I glanced away from Ravinia’s eyes; I swallowed nervously.

“If I told you that, you wouldn’t let me leave here—you’d kill me.”

Ravinia tilted her head to the left, and then to the right.

“I’ll take her back to my room,” Kade spoke out, and then tried to step up beside Ravinia but she shot him with a hateful glance and he backed off with a disgruntled sneer.

“What is wrong with you people?” I blurted out, looking at Ravinia for only a moment, and then my gaze followed all those standing nearby, surrounding the arena floor. “These aren’t fights—they’re executions!”—I glared into Ravinia’s eyes then because she allowed such barbarism—“You are no better, no more evolved or advanced as human beings as those out there hunting people for food!

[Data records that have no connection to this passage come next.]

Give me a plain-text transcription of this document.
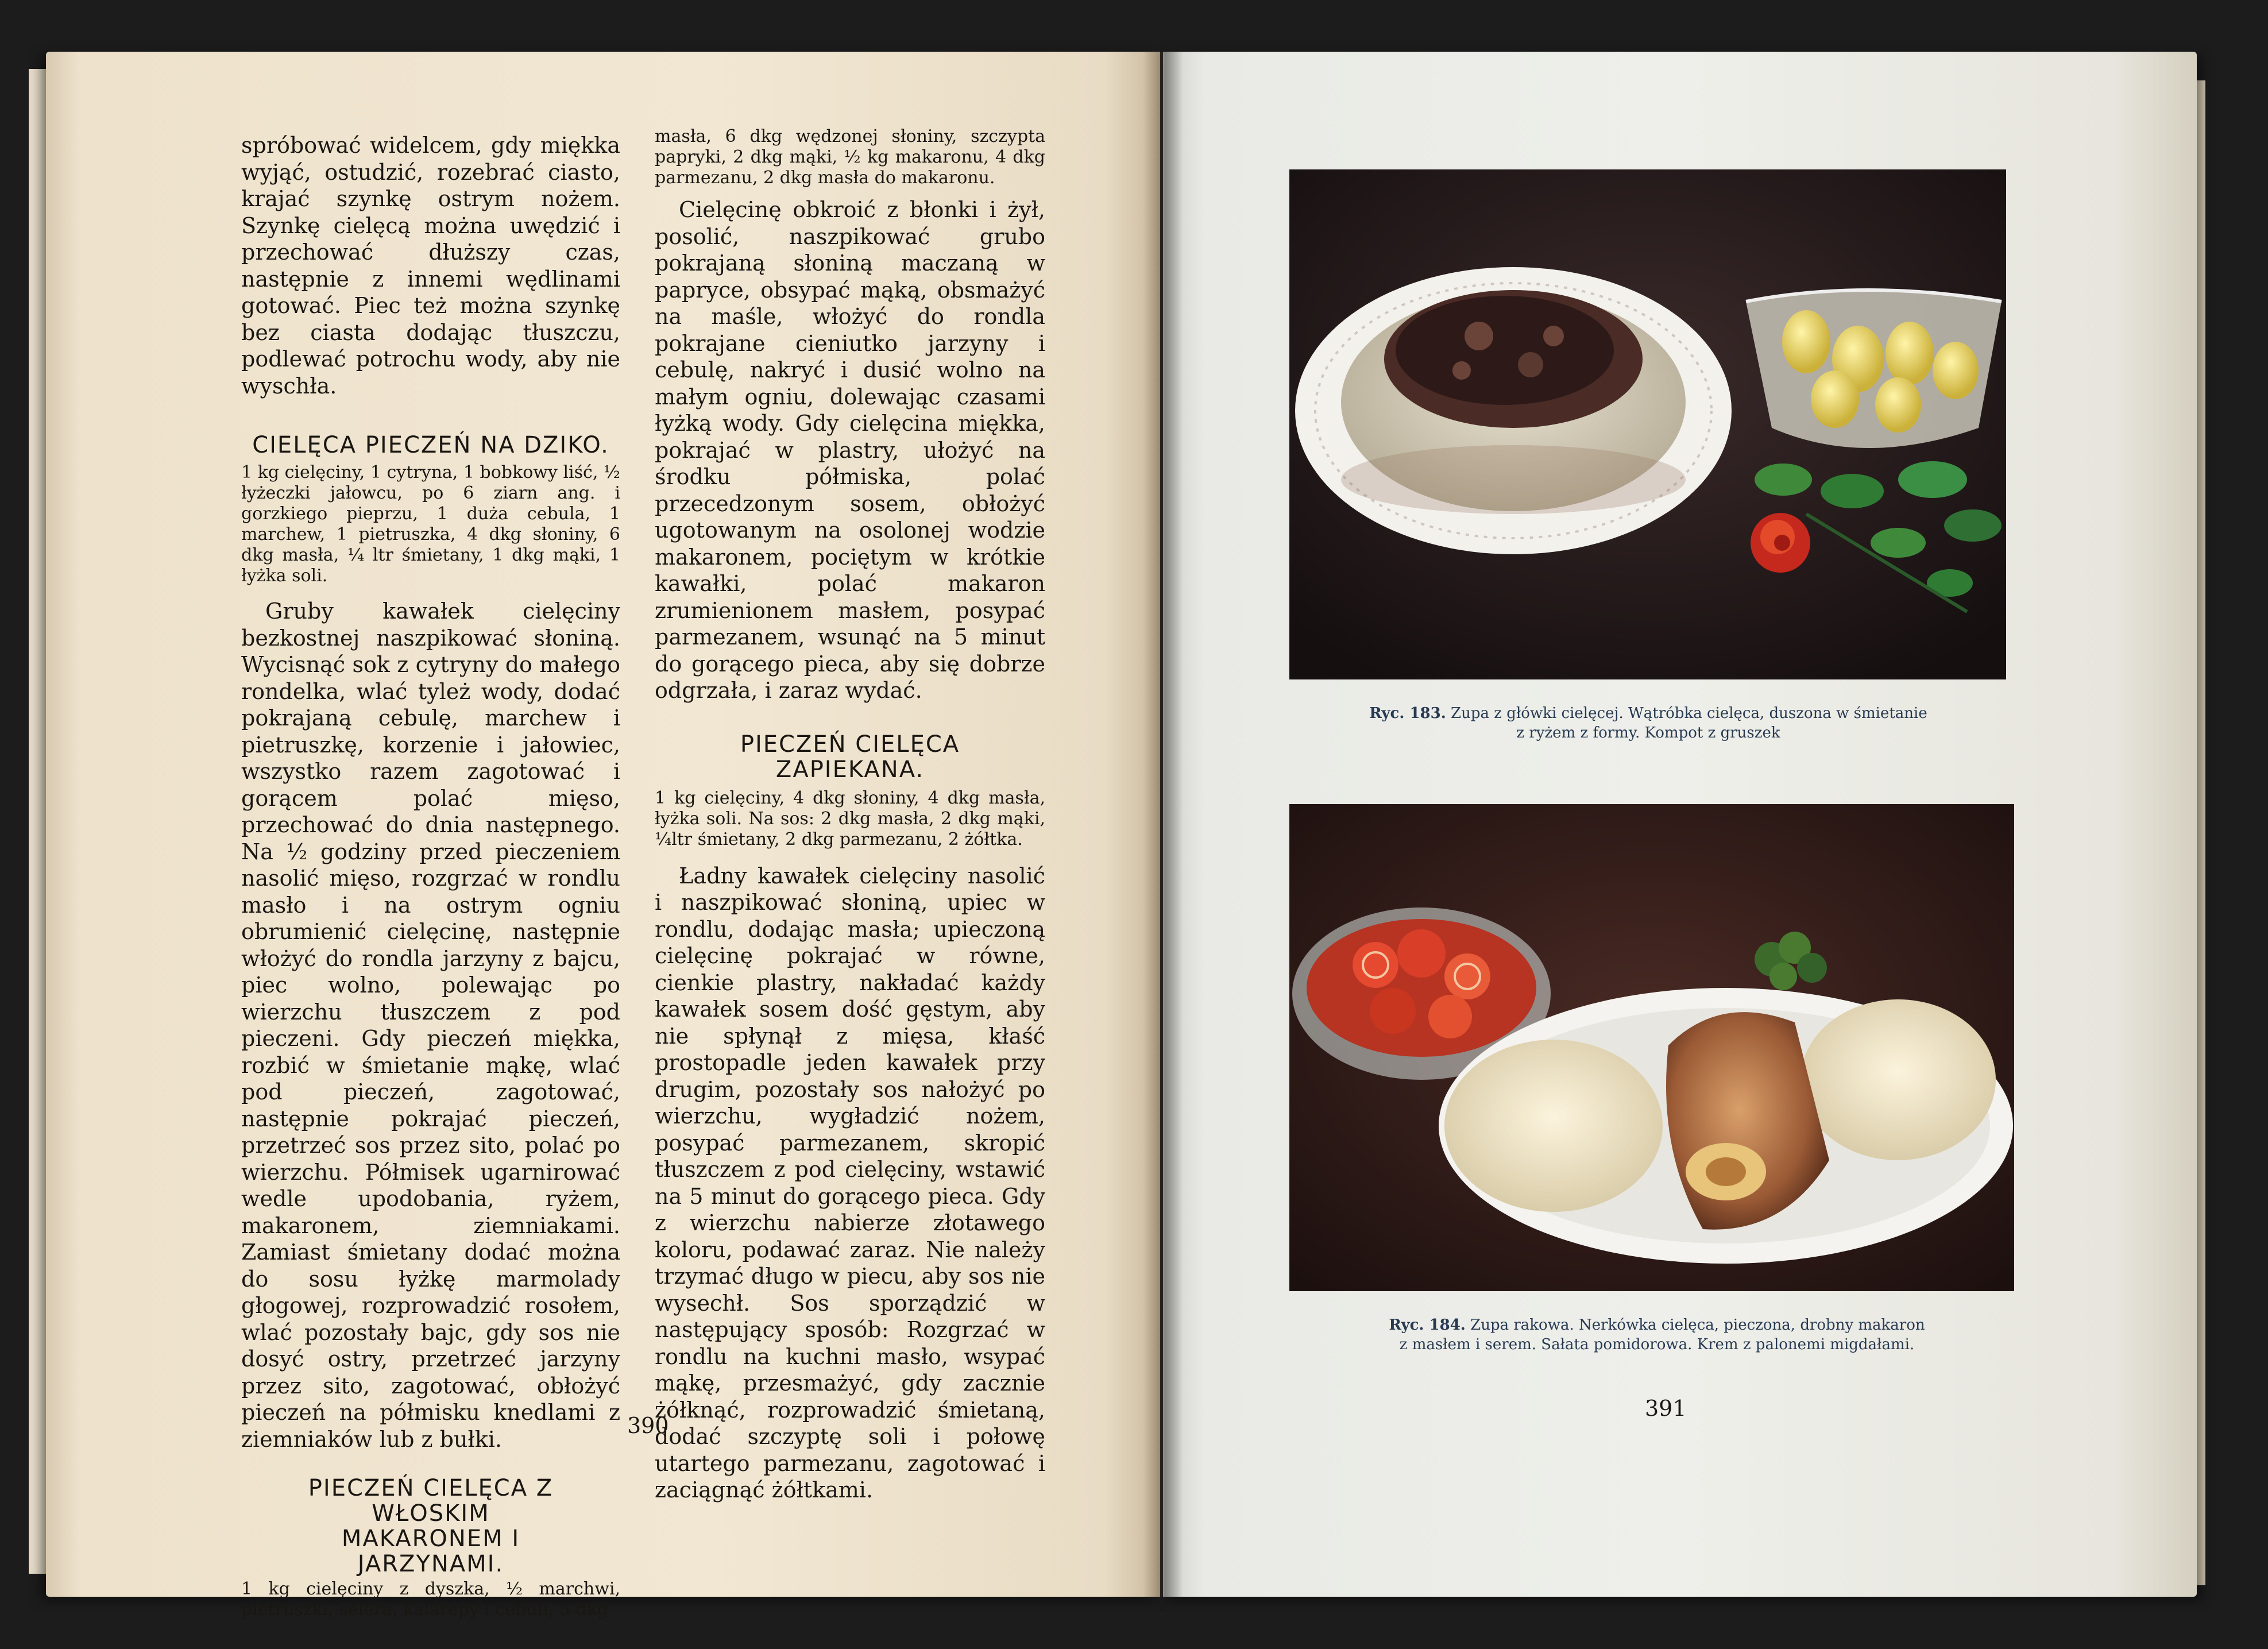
spróbować widelcem, gdy miękka wyjąć, ostudzić, rozebrać ciasto, krajać szynkę ostrym nożem. Szynkę cielęcą można uwędzić i przechować dłuższy czas, następnie z innemi wędlinami gotować. Piec też można szynkę bez ciasta dodając tłuszczu, podlewać potrochu wody, aby nie wyschła.

CIELĘCA PIECZEŃ NA DZIKO.

1 kg cielęciny, 1 cytryna, 1 bobkowy liść, ½ łyżeczki jałowcu, po 6 ziarn ang. i gorzkiego pieprzu, 1 duża cebula, 1 marchew, 1 pietruszka, 4 dkg słoniny, 6 dkg masła, ¼ ltr śmietany, 1 dkg mąki, 1 łyżka soli.

Gruby kawałek cielęciny bezkostnej naszpikować słoniną. Wycisnąć sok z cytryny do małego rondelka, wlać tyleż wody, dodać pokrajaną cebulę, marchew i pietruszkę, korzenie i jałowiec, wszystko razem zagotować i gorącem polać mięso, przechować do dnia następnego. Na ½ godziny przed pieczeniem nasolić mięso, rozgrzać w rondlu masło i na ostrym ogniu obrumienić cielęcinę, następnie włożyć do rondla jarzyny z bajcu, piec wolno, polewając po wierzchu tłuszczem z pod pieczeni. Gdy pieczeń miękka, rozbić w śmietanie mąkę, wlać pod pieczeń, zagotować, następnie pokrajać pieczeń, przetrzeć sos przez sito, polać po wierzchu. Półmisek ugarnirować wedle upodobania, ryżem, makaronem, ziemniakami. Zamiast śmietany dodać można do sosu łyżkę marmolady głogowej, rozprowadzić rosołem, wlać pozostały bajc, gdy sos nie dosyć ostry, przetrzeć jarzyny przez sito, zagotować, obłożyć pieczeń na półmisku knedlami z ziemniaków lub z bułki.

PIECZEŃ CIELĘCA Z WŁOSKIM MAKARONEM I JARZYNAMI.

1 kg cielęciny z dyszka, ½ marchwi, pietruszki, selera, kalarepy i cebuli, 5 dkg

masła, 6 dkg wędzonej słoniny, szczypta papryki, 2 dkg mąki, ½ kg makaronu, 4 dkg parmezanu, 2 dkg masła do makaronu.

Cielęcinę obkroić z błonki i żył, posolić, naszpikować grubo pokrajaną słoniną maczaną w papryce, obsypać mąką, obsmażyć na maśle, włożyć do rondla pokrajane cieniutko jarzyny i cebulę, nakryć i dusić wolno na małym ogniu, dolewając czasami łyżką wody. Gdy cielęcina miękka, pokrajać w plastry, ułożyć na środku półmiska, polać przecedzonym sosem, obłożyć ugotowanym na osolonej wodzie makaronem, pociętym w krótkie kawałki, polać makaron zrumienionem masłem, posypać parmezanem, wsunąć na 5 minut do gorącego pieca, aby się dobrze odgrzała, i zaraz wydać.

PIECZEŃ CIELĘCA ZAPIEKANA.

1 kg cielęciny, 4 dkg słoniny, 4 dkg masła, łyżka soli. Na sos: 2 dkg masła, 2 dkg mąki, ¼ltr śmietany, 2 dkg parmezanu, 2 żółtka.

Ładny kawałek cielęciny nasolić i naszpikować słoniną, upiec w rondlu, dodając masła; upieczoną cielęcinę pokrajać w równe, cienkie plastry, nakładać każdy kawałek sosem dość gęstym, aby nie spłynął z mięsa, kłaść prostopadle jeden kawałek przy drugim, pozostały sos nałożyć po wierzchu, wygładzić nożem, posypać parmezanem, skropić tłuszczem z pod cielęciny, wstawić na 5 minut do gorącego pieca. Gdy z wierzchu nabierze złotawego koloru, podawać zaraz. Nie należy trzymać długo w piecu, aby sos nie wysechł. Sos sporządzić w następujący sposób: Rozgrzać w rondlu na kuchni masło, wsypać mąkę, przesmażyć, gdy zacznie żółknąć, rozprowadzić śmietaną, dodać szczyptę soli i połowę utartego parmezanu, zagotować i zaciągnąć żółtkami.

390
Ryc. 183. Zupa z główki cielęcej. Wątróbka cielęca, duszona w śmietanie
z ryżem z formy. Kompot z gruszek
Ryc. 184. Zupa rakowa. Nerkówka cielęca, pieczona, drobny makaron
z masłem i serem. Sałata pomidorowa. Krem z palonemi migdałami.
391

You’re uncivilized—savage!”

A mild eruption of voices rose and fell over the crowd.

Ravinia remained silent, allowing me to continue, perhaps wanting me to, but when I did not go on, Ravinia spoke instead:

“The World is a savage place,” she reasoned, raising her voice so that all could hear, but never taking her eyes off me. “But we are not a savage people. We are survivors. We are strong”—she raised both hands high into the air—“We are survivors because we are strong!”

The gymnasium erupted into cheers, and then silence fell over the room again slowly.

Ravinia’s brown eyes met my blue ones.

“Forcing others to fight,” I began, stepping toward Ravinia rather than away anymore, “forcing the weak and oppressed into slavery doesn’t make you strong—it makes you pathetic. It proves your mind weak. And what good are strong hands if the mind that controls them is broken?”